Arthur Conan Doyle fit des études de médecine à l’université d’Édimbourg, il écrivait des nouvelles pendant son temps libre, les heures étaient comptées, et il ne rédigeait que quelques bribes ici et là, sur ses carnets qui s'empilaient à côté des gravures anatomiques et des livres médicaux. À la fin de ses études, il décida de s’associer avec un ami pour ouvrir un cabinet médical à Portsmouth, dans le sud de l’Angleterre. Le temps passait, et les patients se faisaient rares. Pour se désennuyer, Arthur Conan Doyle reprit l’écriture. Et celle-ci devint rapidement plus importante que la médecine. Parfois, un patient se présentait au cabinet, et Arthur Conan Doyle se voyait obligé de répondre aux attentes du malade. Il était coupé dans ses pensées, il devait oublier l’écriture et ses personnages, oublier ce qui l'habitait à longueur de journée. Mais ces coupures étaient peu fréquentes, et Arthur Conan Doyle avait tout le temps de parfaire et de développer les nouvelles qu’il écrivait à l'université. Un homme l'avait inspiré pendant ses études, un homme à l'intelligence rare, aux manies atypiques, à l'allure élégante. Cet homme était son professeur, et s'appelait Joseph Bell. C'était un homme très grand, et qui venait toujours dans l’auditoire avec un chapeau, vêtu d’un manteau noir à l’anglaise, et qui fumait la pipe. C’était sa posture, ses mimiques, son éloquence et sa gestuelle qui inspiraient Arthur Conan Doyle. Joseph Bell avait l’art de résoudre l’insolvable en quelques mots, en déchiffrant les faits, en déroulant les hypothèses. Il avait une approche de détective, une approche de chercheur rigoureux, toujours à l'affut des signes, retraçant par instinct et par inspiration les liens nébuleux des causes et des effets.
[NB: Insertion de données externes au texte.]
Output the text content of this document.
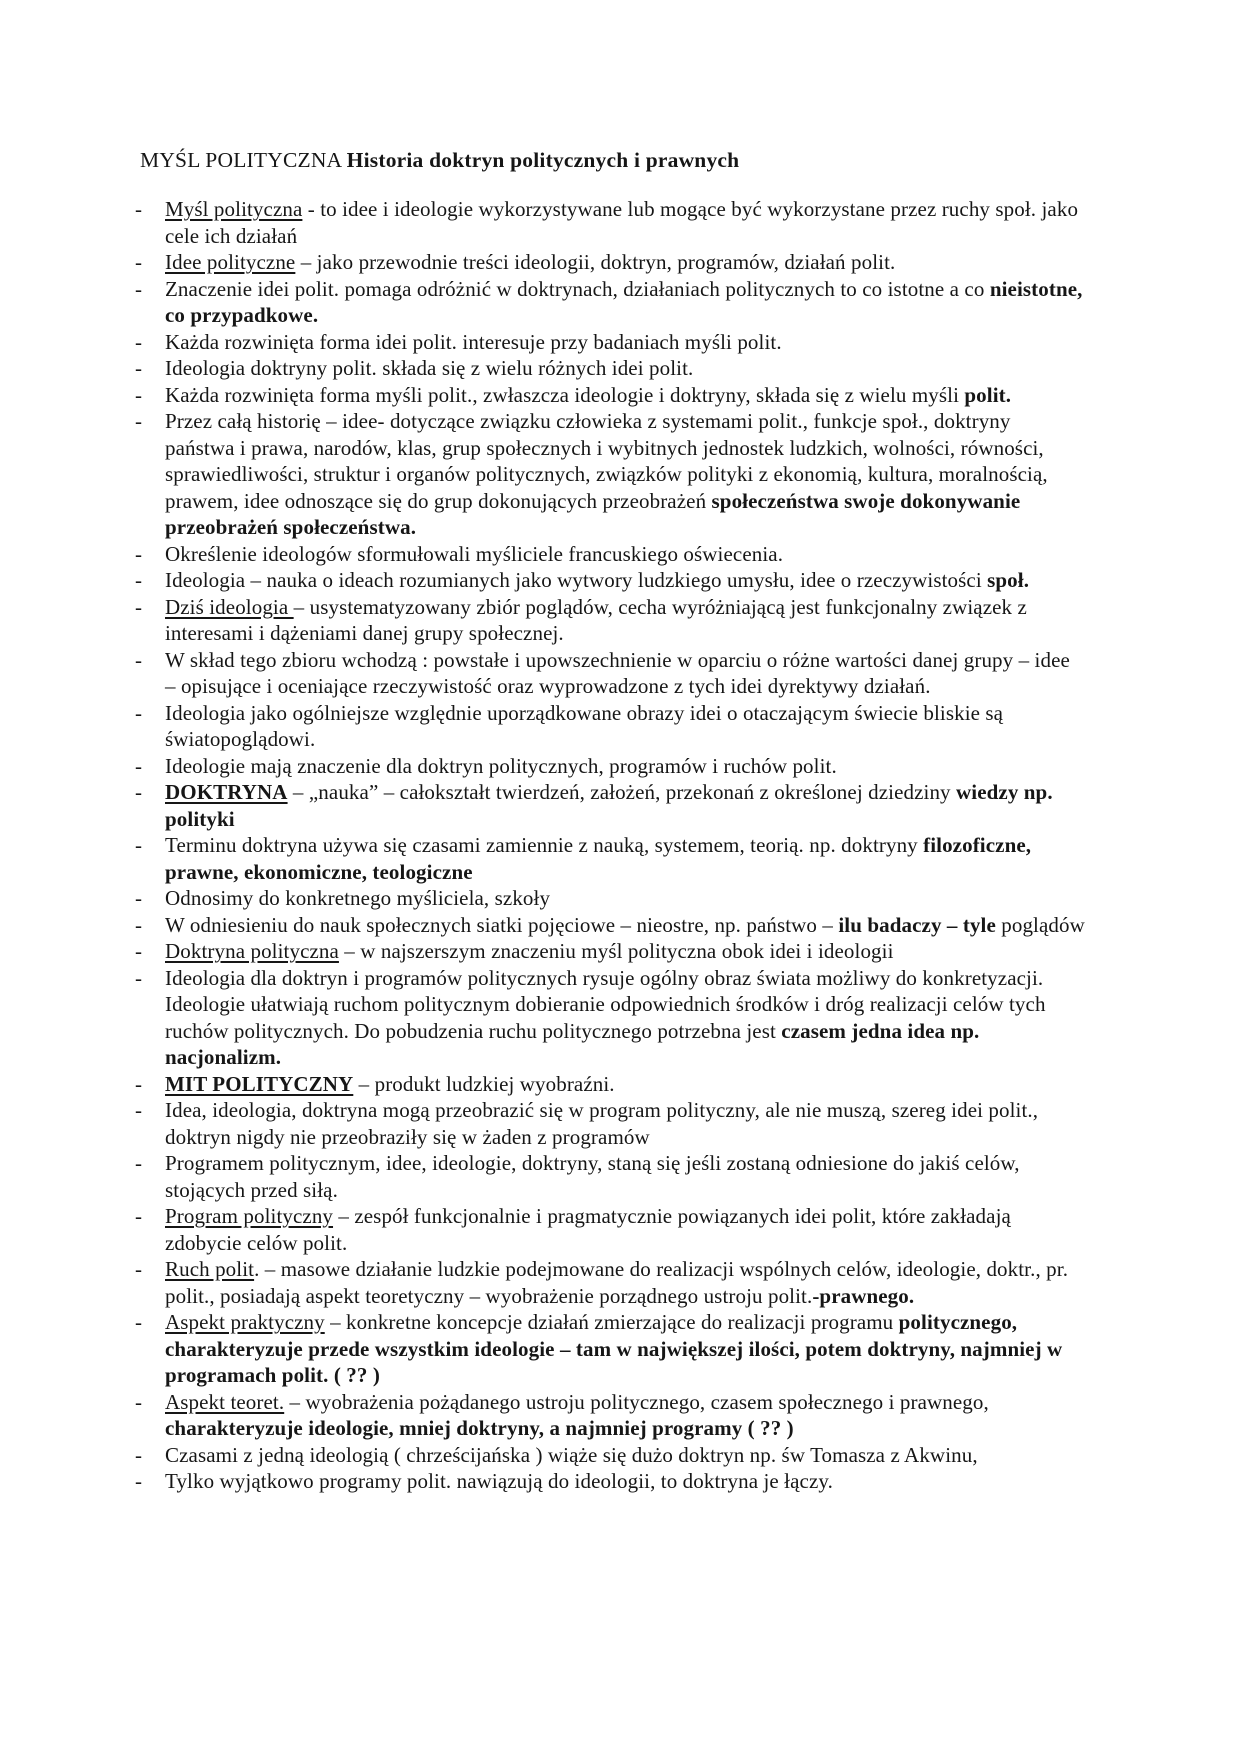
MYŚL POLITYCZNA Historia doktryn politycznych i prawnych
- Myśl polityczna - to idee i ideologie wykorzystywane lub mogące być wykorzystane przez ruchy społ. jako cele ich działań
- Idee polityczne – jako przewodnie treści ideologii, doktryn, programów, działań polit.
- Znaczenie idei polit. pomaga odróżnić w doktrynach, działaniach politycznych to co istotne a co nieistotne, co przypadkowe.
- Każda rozwinięta forma idei polit. interesuje przy badaniach myśli polit.
- Ideologia doktryny polit. składa się z wielu różnych idei polit.
- Każda rozwinięta forma myśli polit., zwłaszcza ideologie i doktryny, składa się z wielu myśli polit.
- Przez całą historię – idee- dotyczące związku człowieka z systemami polit., funkcje społ., doktryny państwa i prawa, narodów, klas, grup społecznych i wybitnych jednostek ludzkich, wolności, równości, sprawiedliwości, struktur i organów politycznych, związków polityki z ekonomią, kultura, moralnością, prawem, idee odnoszące się do grup dokonujących przeobrażeń społeczeństwa swoje dokonywanie przeobrażeń społeczeństwa.
- Określenie ideologów sformułowali myśliciele francuskiego oświecenia.
- Ideologia – nauka o ideach rozumianych jako wytwory ludzkiego umysłu, idee o rzeczywistości społ.
- Dziś ideologia – usystematyzowany zbiór poglądów, cecha wyróżniającą jest funkcjonalny związek z interesami i dążeniami danej grupy społecznej.
- W skład tego zbioru wchodzą : powstałe i upowszechnienie w oparciu o różne wartości danej grupy – idee – opisujące i oceniające rzeczywistość oraz wyprowadzone z tych idei dyrektywy działań.
- Ideologia jako ogólniejsze względnie uporządkowane obrazy idei o otaczającym świecie bliskie są światopoglądowi.
- Ideologie mają znaczenie dla doktryn politycznych, programów i ruchów polit.
- DOKTRYNA – „nauka” – całokształt twierdzeń, założeń, przekonań z określonej dziedziny wiedzy np. polityki
- Terminu doktryna używa się czasami zamiennie z nauką, systemem, teorią. np. doktryny filozoficzne, prawne, ekonomiczne, teologiczne
- Odnosimy do konkretnego myśliciela, szkoły
- W odniesieniu do nauk społecznych siatki pojęciowe – nieostre, np. państwo – ilu badaczy – tyle poglądów
- Doktryna polityczna – w najszerszym znaczeniu myśl polityczna obok idei i ideologii
- Ideologia dla doktryn i programów politycznych rysuje ogólny obraz świata możliwy do konkretyzacji. Ideologie ułatwiają ruchom politycznym dobieranie odpowiednich środków i dróg realizacji celów tych ruchów politycznych. Do pobudzenia ruchu politycznego potrzebna jest czasem jedna idea np. nacjonalizm.
- MIT POLITYCZNY – produkt ludzkiej wyobraźni.
- Idea, ideologia, doktryna mogą przeobrazić się w program polityczny, ale nie muszą, szereg idei polit., doktryn nigdy nie przeobraziły się w żaden z programów
- Programem politycznym, idee, ideologie, doktryny, staną się jeśli zostaną odniesione do jakiś celów, stojących przed siłą.
- Program polityczny – zespół funkcjonalnie i pragmatycznie powiązanych idei polit, które zakładają zdobycie celów polit.
- Ruch polit. – masowe działanie ludzkie podejmowane do realizacji wspólnych celów, ideologie, doktr., pr. polit., posiadają aspekt teoretyczny – wyobrażenie porządnego ustroju polit.-prawnego.
- Aspekt praktyczny – konkretne koncepcje działań zmierzające do realizacji programu politycznego, charakteryzuje przede wszystkim ideologie – tam w największej ilości, potem doktryny, najmniej w programach polit. ( ?? )
- Aspekt teoret. – wyobrażenia pożądanego ustroju politycznego, czasem społecznego i prawnego, charakteryzuje ideologie, mniej doktryny, a najmniej programy ( ?? )
- Czasami z jedną ideologią ( chrześcijańska ) wiąże się dużo doktryn np. św Tomasza z Akwinu,
- Tylko wyjątkowo programy polit. nawiązują do ideologii, to doktryna je łączy.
En 1880, Londres est une cité bouillonnante. Elle est le centre mondial de la révolution industrielle. Les riches fréquentent les miséreux, les ouvriers côtoient les bourgeois, et dans les bas-fonds de la capitale de l'Angleterre victorienne, les brigands se mêlent aux prostituées. Dans cette effervescence, un homme commet une série de crimes, et cet homme est le fameux et redouté Jack l'Éventreur. Ses crimes ont un écho colossal dans la presse. La police mise sur tous les moyens pour résoudre les énigmes et attraper le criminel. Londres bourdonne face à la recrudescence des crimes, et les réseaux d’informateurs s’organisent vite. Arthur Conan Doyle crée un personnage de son époque, un personnage capable de mettre la main sur les criminels les plus intelligents. Sherlock Holmes est grand de taille, si mince qu’il parait encore plus grand. Son nez de faucon et ses cheveux noirs lui confèrent un visage singulier. Son costume de tweed et son chapeau, une élégance de dandy. Et pour résoudre ses enquêtes, Sherlock Holmes a besoin des réseaux d’informateurs qui pullulent dans Londres. Il n'hésite pas à faire appel aux plus filous, à traverser toutes les strates de la société et à interpeller les plus puissants. Sherlock Holmes est aussi un toxicomane, un insomniaque, un homme à l'intelligence acérée et excentrique. Il est pédant, hautain et désagréable. Pourtant, le Docteur Watson lui voue une grande amitié. Une amitié teintée d'admiration. Il se prend au jeu du détective, et sa vie devient une aventure. L'ennemi juré de Sherlock Holmes est Moriarty, un criminel de grande envergure, détrônant Jack l'Éventreur dans ses ambitions. Il est le premier génie du mal de la littérature. Un ennemi redoutable qui force l'admiration de Sherlock Holmes. Un ennemi à sa hauteur. Moriarty est un homme de bonne famille, il a reçu une excellente éducation et il est prodigieusement doué pour les mathématiques. Il est même titulaire d'une chaire de mathématiques dans une université. Il aurait pu mener une brillante carrière, mais ses instincts criminels l'ont poussé vers le mal. Sherlock Holmes a le plaisir de démêler les intrigues finement ficelées par son ennemi. Ce génie du mal n'a pas fini de le hanter.
« C'est à vous, assurément, que je dois Sherlock Holmes ! » écrivit Arthur Conan Doyle à son professeur de médecine Joseph Bell quelques années plus tard.